Dev, Hota, Alan, dan Zyan berpindah dari ruang tengah ke halaman belakang. Membentuk lingkaran dengan gaya yang sama, mereka meringkuk memeluk lutut. Di kepala mereka sama-sama masih terngiang wajah Lee saat mengamuk tadi. Mengerikan, seperti monster. Mereka bahkan sudah berhalusinasi melihat dua tanduk yang menancap di atas kepala cewek itu.
Dev berdecak melihat keadaan mereka yang sangat menyedihkan. Baru kali ini mereka sampai keluar ke halaman belakang karena merasa tidak nyaman di dalam rumah. Tangan Dev memukul nyamuk yang hinggap di lututnya. Memakai celana pendek berwarna hitam tentu sangat mengundang kawanan nyamuk betina. "This is so untouchable!" gerutunya.
Kepala Zyan terangkat, matanya menyipit. "You mean uncomfortable?"
"Ah ... Iya, itu. Sama aja, yang penting kan lo ngerti." Seperti biasa Dev hanya berkilah.
Mendengarnya, Zyan menggeleng takjub. Ia tidak menyangka temannya itu bisa tertukar dua kata yang sangat berbeda. "Gue bingung kenapa dia bisa lolos ujian masuk sekolah kita," ucap Zyan pada Hota dan Alan yang sibuk menggaruk tapi masih bisa tertawa karena kebodohan Dev.
"Anjir lo! Gue ini pinter, tau! Cuma gue sering lupa aja. Yang tadi itu juga lupa. Don't underclimate me!"
"Underestimate! Ataghfirullah! Underestimate!" Zyan membentuk dua jarinya seperti akan menusuk sepasang mata Dev yang malah mengerjap polos. "Lo nggak usah sok ngomong Bahasa Inggris deh. Kalau mau terdengar bego jangan secara sukarela gitu, lah," ledek Zyan sangat pedas.
Dev hanya bisa memberengut. Tangannya terangkat hendak memukul kepala Zyan, tapi ternyata gerakannya terbaca. Pukulannya malah di hadang. Sebelah tangannya ingin berlaku sama, tapi malah di hadang juga. Pada akhirnya mereka malah main silat tangan. Jauh lebih kekanak-kanakan dari anak kecil yang berebut mainan.

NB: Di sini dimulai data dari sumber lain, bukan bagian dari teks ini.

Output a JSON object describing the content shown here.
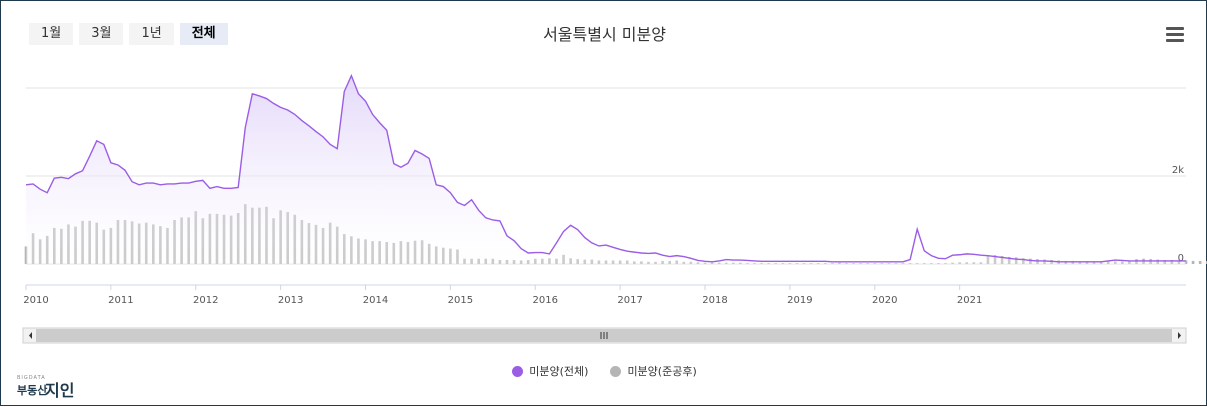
{
  "range_buttons": [
    {
      "label": "1월",
      "active": false
    },
    {
      "label": "3월",
      "active": false
    },
    {
      "label": "1년",
      "active": false
    },
    {
      "label": "전체",
      "active": true
    }
  ],
  "colors": {
    "total": "#9b5de5",
    "total_fill_top": "#d9c9f7",
    "after": "#b5b5b5",
    "grid": "#e3e3e3"
  },
  "chart_data": {
    "type": "area",
    "title": "서울특별시 미분양",
    "x_start": "2010-01",
    "x_step": "month",
    "xticks": [
      "2010",
      "2011",
      "2012",
      "2013",
      "2014",
      "2015",
      "2016",
      "2017",
      "2018",
      "2019",
      "2020",
      "2021"
    ],
    "yticks": [
      {
        "label": "0",
        "value": 0
      },
      {
        "label": "2k",
        "value": 2000
      }
    ],
    "ylim": [
      0,
      4000
    ],
    "legend_position": "bottom",
    "series": [
      {
        "name": "미분양(전체)",
        "type": "area",
        "values": [
          1800,
          1820,
          1700,
          1620,
          1950,
          1970,
          1940,
          2050,
          2120,
          2450,
          2800,
          2720,
          2300,
          2250,
          2130,
          1870,
          1800,
          1840,
          1840,
          1800,
          1820,
          1820,
          1840,
          1840,
          1880,
          1900,
          1720,
          1760,
          1720,
          1720,
          1740,
          3100,
          3870,
          3820,
          3760,
          3650,
          3560,
          3500,
          3400,
          3260,
          3140,
          3010,
          2890,
          2720,
          2620,
          3920,
          4280,
          3870,
          3700,
          3400,
          3210,
          3040,
          2280,
          2200,
          2290,
          2580,
          2500,
          2400,
          1800,
          1760,
          1620,
          1400,
          1330,
          1460,
          1220,
          1050,
          1000,
          980,
          640,
          530,
          350,
          250,
          260,
          260,
          230,
          480,
          740,
          880,
          780,
          600,
          480,
          410,
          430,
          380,
          330,
          290,
          270,
          250,
          240,
          250,
          200,
          170,
          190,
          170,
          130,
          80,
          60,
          50,
          70,
          100,
          90,
          90,
          80,
          70,
          60,
          60,
          60,
          60,
          60,
          60,
          60,
          60,
          60,
          60,
          50,
          50,
          50,
          50,
          50,
          50,
          50,
          50,
          50,
          50,
          50,
          100,
          790,
          300,
          190,
          130,
          120,
          200,
          210,
          230,
          220,
          200,
          190,
          170,
          150,
          130,
          110,
          100,
          80,
          70,
          70,
          60,
          50,
          50,
          50,
          50,
          50,
          50,
          50,
          70,
          90,
          80,
          70,
          70,
          70,
          70,
          70,
          70,
          70,
          70,
          70
        ]
      },
      {
        "name": "미분양(준공후)",
        "type": "bar",
        "values": [
          400,
          700,
          560,
          640,
          820,
          800,
          900,
          850,
          980,
          980,
          940,
          780,
          820,
          1000,
          1000,
          970,
          920,
          940,
          900,
          860,
          820,
          1000,
          1060,
          1060,
          1200,
          1040,
          1140,
          1140,
          1120,
          1100,
          1160,
          1360,
          1280,
          1280,
          1300,
          1040,
          1220,
          1180,
          1120,
          1000,
          930,
          890,
          820,
          940,
          850,
          680,
          630,
          580,
          560,
          520,
          520,
          500,
          480,
          520,
          500,
          530,
          540,
          460,
          400,
          370,
          350,
          330,
          120,
          120,
          120,
          120,
          120,
          90,
          90,
          90,
          80,
          90,
          120,
          120,
          130,
          120,
          210,
          130,
          110,
          100,
          100,
          80,
          80,
          80,
          80,
          80,
          60,
          60,
          50,
          50,
          70,
          70,
          80,
          50,
          50,
          40,
          30,
          30,
          30,
          30,
          30,
          30,
          20,
          20,
          20,
          20,
          20,
          20,
          20,
          20,
          20,
          20,
          20,
          20,
          20,
          30,
          20,
          20,
          20,
          20,
          20,
          20,
          20,
          20,
          20,
          20,
          20,
          20,
          20,
          20,
          20,
          30,
          40,
          40,
          40,
          40,
          190,
          200,
          180,
          160,
          150,
          130,
          120,
          110,
          100,
          90,
          80,
          70,
          70,
          60,
          60,
          60,
          60,
          60,
          60,
          60,
          60,
          110,
          120,
          110,
          100,
          90,
          90,
          80,
          80,
          70,
          70,
          70,
          70
        ]
      }
    ]
  }
}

Lelah sendiri, Zyan dan Dev menghentikan aksinya. Sedetik kemudian, mereka kembali larut dalam pikiran masing-masing. Banyak nyamuk, lapar, takut masuk karena auranya Lee gelap.
"Arggghh! Nggak masuk akal!" Sekonyong-konyong, Dev meninju udara dengan geram. ”Apa masuk akal ada cewek yang mengamuk seperti itu cuma karena rambutnya mau diikat?” gerutunya yang kemudian malah bergidik ngeri mengingat rasa sakit yang diberikan Lee.
"Entahlah." Zyan mengangkat bahu. "Atau mungkin ini termasuk pelecehan ya, makanya dia mukulin lo? Soalnya lo ‘kan megang dia tanpa izin."
"Apaan sih. Orang gue cuma megang rambutnya doang kok. Masa iya pelecehan."
"Ya maap, gue kan bilangnya mungkin."
"Tapi, kalau disimpulkan, kayaknya Lee nggak suka disentuh-sentuh sembarangan gitu nggak sih?" Hota menimpali perdebatan Dev dan Zyan. "Lo juga bilang kan, Dev, kalau tadi siang itu Lee nendang pas lo nyapa dan rangkul dia."
"Yang tadi siang itu kalau kata gue sih refleks kaget kali ya?" Dev berargumen lain.
"Bisa jadi memang refleks kaget, tapi bisa juga karena lo sentuh dia. Buktinya yang pertama lo cuma nyamperin pakai kata-kata, dia cuma siram air. Nah, pas lo megang rambutnya, dia nyikut dan nendang lo."
"Iya juga sih ya." Dev mengangguk, membenarkan teori Hota.
"Mungkin dia dulu preman di sekolahnya di Korea, sampai galak begitu." Alan memberikan opininya dengan pandangan menerawang. "Lo dengar aja kata-katanya tadi."